Yaklaşık 30 yıldır aralıklı olarak konuşulan bir konu. Özellikle 12 Eylül Askeri darbesinden sonra eyalet sistemi ve başkanlık sistemi Türkiye'nin gündemine sokulmaya çalışıldı.

Önce Turgut Özal gündeme getirdi, sonra Süleyman Demirel. Üstelik Demirel 2005 yılında Akşam gazetesine verdiği bir röportajda, "Başkanlık sistemi de Türkiye'nin düşünmesi lazım bir şeydir. Elbette Türkiye başkanlık sistemine geçecektir" demişti. Bugünkü iktidar döneminde de zaman zaman dillendirilir olmuştu.

Özellikle bugünlerde Başbakan Erdoğan tarafından daha da ısrarlı bir şekilde gündeme getirildi. Hem de yeni bir anayasa hazırlama sürecinde.

İyi ya da kötü olduğu konusunda yeterli bilginin verilmediği ya da verilemediği, çok da iyi bilemediğimiz bir konu. Neden böyle bir sisteme ihtiyaç duyulduğunu da anlayamadığımız bir konu.

Akademisyenler ikiye ayrılmış durumda. Kötü diyen de var, iyi diyen de. Siyaset ise zaten ikiye ayrılmış durumda idi. Muhalefet kötü, iktidar iyi demekte. Muhalefet iyi deseydi iktidar kötü diyecekti. Ne yazık ki bu tavır Türkiye siyasetinin adeta değişmez bir kaderi.

Yine de konu siyasetin gündemine girmiş oldu. Yazılı basında, görsel medyada yoğun olarak tartışılır oldu. Sanki yeni hazırlanacak anayasanın asıl konusu bu idi!

Ve kamuoyunda yeni anayasayla birlikte, parlamenter sistemin yerini başkanlık sisteminin alacağı yönünde de bir kanaat oluşmaya başlar oldu.

Aslında bu konu 2007 yılında, Anayasanın 101 ve 102. maddelerinin değiştirilip Cumhurbaşkanını halkın seçmesine karar verilmesiyle zaten gündeme girmiş idi.

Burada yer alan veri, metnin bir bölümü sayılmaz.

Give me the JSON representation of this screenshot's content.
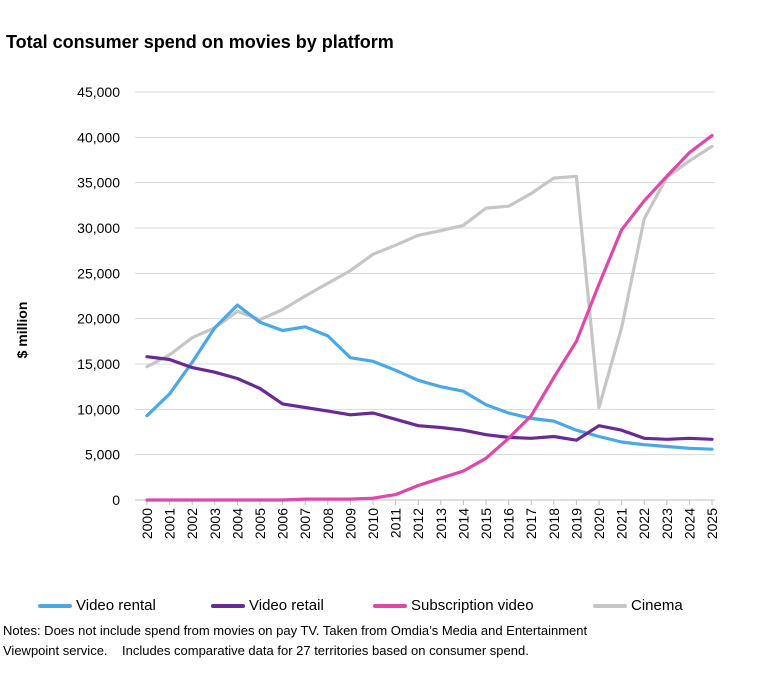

Cumhurbaşkanı seçiminde oluşan kriz döneminde, ANAP Başkanı olan Erkan Mumcu "Cumhurbaşkanını halk seçsin" dedi. Aslında böyle bir ifade neden kullanıldı, pek de anlaşılmamıştı. İktidar buna sahip çıktı. Ve sonuçta halk tarafından kabul edilerek gerekli anayasal düzenleme yapıldı.

Oysaki Cumhurbaşkanını halkın seçmesi demek,  Cumhurbaşkanına politik bir kimlik vermek ve de halk iradesiyle politik bir güç kazandırmaktı.

Ve böylece başkanlık sistemine giden yolun ilk kilometre taşı, yumuşak bir şekilde döşenmiş oldu.

Peki, nedir bu "Başkanlık Sistemi?" Şu anda uygulanan "Parlamenter Sistem"den farkı nedir?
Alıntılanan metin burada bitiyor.